Die Energiewende – jenseits des Stroms Teil 1

So, der heutige Beitrag ist etwas lang geworden. In Libreoffice sind es 5 Seiten. Ich teile ihn daher in zwei Aufsätze auf und bitte euch Kommentare, erst nach dem zweiten Teil, der morgen erscheint zu verfassen.

Im ersten Beitrag habe ich mich nur mit der Energiewende beim Strom beschäftigt. Wenn es auf das Thema kommt ist meist auch nur vom Strom die Rede. Klar, hier ist Versorgungssicherheit wichtig und es ist mehr oder weniger eine staatliche Aufgabe. An den meisten Stromkonzernen wie EOn, EnBW, RWE ist auch noch der Staat beteiligt. Aber es ist nur ein Teil des Energieverbrauchs. Während nach Angaben des Bundesumweltamtes zwischen 2014 und 2018 beim Strom der Anteil erneuerbare Energien von 27,8 auf 38,6 % gestiegen ist, sank er bei der Wärmeproduktion von 14,2 auf 13,9 und beim Verkehr blieb er mit 5,6 % gleich hoch.
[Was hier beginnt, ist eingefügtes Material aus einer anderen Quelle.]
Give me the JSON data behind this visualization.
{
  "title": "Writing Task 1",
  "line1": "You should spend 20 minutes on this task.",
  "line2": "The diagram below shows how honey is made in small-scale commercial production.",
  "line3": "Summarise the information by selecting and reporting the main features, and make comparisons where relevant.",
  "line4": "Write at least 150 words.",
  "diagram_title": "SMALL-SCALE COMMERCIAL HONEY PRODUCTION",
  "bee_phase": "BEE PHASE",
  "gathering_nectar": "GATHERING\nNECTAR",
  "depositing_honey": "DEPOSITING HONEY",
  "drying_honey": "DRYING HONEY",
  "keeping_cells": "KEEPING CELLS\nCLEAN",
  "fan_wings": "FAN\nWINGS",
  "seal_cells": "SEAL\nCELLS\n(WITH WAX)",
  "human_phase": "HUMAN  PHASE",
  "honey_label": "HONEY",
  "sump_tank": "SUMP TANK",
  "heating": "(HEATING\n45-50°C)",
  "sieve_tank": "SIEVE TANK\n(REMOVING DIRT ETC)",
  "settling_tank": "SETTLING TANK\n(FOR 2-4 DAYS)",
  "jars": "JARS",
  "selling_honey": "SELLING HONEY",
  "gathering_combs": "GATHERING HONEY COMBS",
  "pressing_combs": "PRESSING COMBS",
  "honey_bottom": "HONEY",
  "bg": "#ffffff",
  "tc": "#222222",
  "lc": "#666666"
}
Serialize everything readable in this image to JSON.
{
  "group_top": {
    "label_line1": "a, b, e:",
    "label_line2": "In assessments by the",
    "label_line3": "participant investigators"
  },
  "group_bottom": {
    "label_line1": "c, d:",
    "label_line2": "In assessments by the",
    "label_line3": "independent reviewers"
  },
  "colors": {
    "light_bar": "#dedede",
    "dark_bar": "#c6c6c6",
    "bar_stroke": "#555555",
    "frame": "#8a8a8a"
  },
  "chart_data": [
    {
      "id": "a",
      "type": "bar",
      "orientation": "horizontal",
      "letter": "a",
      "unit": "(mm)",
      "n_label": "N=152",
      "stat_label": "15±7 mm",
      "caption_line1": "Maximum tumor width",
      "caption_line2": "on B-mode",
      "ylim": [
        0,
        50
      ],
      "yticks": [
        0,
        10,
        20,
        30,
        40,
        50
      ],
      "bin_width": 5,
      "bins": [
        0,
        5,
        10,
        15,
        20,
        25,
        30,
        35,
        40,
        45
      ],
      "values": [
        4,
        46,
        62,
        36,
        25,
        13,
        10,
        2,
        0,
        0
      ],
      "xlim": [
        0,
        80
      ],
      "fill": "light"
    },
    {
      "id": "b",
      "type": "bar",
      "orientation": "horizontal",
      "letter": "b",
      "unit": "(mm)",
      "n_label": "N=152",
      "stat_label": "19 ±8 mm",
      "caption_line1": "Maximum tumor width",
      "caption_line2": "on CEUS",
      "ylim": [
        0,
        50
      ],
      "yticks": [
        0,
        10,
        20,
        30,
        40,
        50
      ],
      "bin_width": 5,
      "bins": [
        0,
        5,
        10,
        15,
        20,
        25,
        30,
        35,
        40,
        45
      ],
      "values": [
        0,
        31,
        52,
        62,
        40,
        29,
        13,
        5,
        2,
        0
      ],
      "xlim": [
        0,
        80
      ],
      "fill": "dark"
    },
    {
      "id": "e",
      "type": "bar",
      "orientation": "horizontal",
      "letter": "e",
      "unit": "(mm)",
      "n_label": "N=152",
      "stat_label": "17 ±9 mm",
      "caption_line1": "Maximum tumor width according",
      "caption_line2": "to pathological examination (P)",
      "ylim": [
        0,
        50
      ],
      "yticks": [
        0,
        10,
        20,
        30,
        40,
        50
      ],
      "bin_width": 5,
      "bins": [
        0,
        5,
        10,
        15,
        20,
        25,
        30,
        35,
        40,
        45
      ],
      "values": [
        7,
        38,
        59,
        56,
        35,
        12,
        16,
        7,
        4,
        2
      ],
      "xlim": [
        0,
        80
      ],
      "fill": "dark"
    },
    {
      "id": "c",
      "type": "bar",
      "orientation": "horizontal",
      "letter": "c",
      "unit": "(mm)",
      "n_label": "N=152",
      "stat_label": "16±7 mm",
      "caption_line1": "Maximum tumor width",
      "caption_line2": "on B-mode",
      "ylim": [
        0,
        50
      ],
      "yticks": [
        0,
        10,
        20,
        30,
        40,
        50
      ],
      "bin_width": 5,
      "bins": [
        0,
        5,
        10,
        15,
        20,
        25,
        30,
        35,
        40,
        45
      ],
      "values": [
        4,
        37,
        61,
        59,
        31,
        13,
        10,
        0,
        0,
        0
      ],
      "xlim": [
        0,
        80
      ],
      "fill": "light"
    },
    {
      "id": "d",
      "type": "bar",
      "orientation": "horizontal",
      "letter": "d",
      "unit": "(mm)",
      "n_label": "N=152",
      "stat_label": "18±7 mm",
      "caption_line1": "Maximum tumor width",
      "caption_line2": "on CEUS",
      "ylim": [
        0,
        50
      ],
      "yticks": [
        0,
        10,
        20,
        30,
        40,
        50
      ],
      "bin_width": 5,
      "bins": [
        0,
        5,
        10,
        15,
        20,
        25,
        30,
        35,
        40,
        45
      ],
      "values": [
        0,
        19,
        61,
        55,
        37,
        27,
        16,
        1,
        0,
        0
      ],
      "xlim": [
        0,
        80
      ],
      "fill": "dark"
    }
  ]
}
Gemessen an absoluter Energie ist Strom aber nur ein Teil der Gesamteinenergie. Aufgeteilt nach Energiequellen sieht es 2017 so aus:

  • Kraftstoff: 29,3 %
  • Gas: 26 %
  • Strom: 20,1 %
  • Heizöl: 7,5 %
  • sonstige Energieträger: 7,6 %
  • Fernwärme: 4,4 %
  • Steinkohle: 4,1 %
  • Braunkohle: 1 %

Klar ist, dass die Wende beim Strom nur eine Säule sein kann. Er macht gerade mal 20 % der Energie aus. Was mich bei der Recherche am meisten verwunderte ist das Kraftstoff, also Verkehr den größten Anteil an den Energieträgern hat. Ich bin von meiner eigenen Erfahrung (ich habe kein Auto) vom Heizen ausgegangen. Gut, wenn man beiden Kohlearten, Gas und Heizöl noch dazu zählt ist es mehr, aber ein Teil dieser Energieträger wird auch für industrielle Prozesse benötigt.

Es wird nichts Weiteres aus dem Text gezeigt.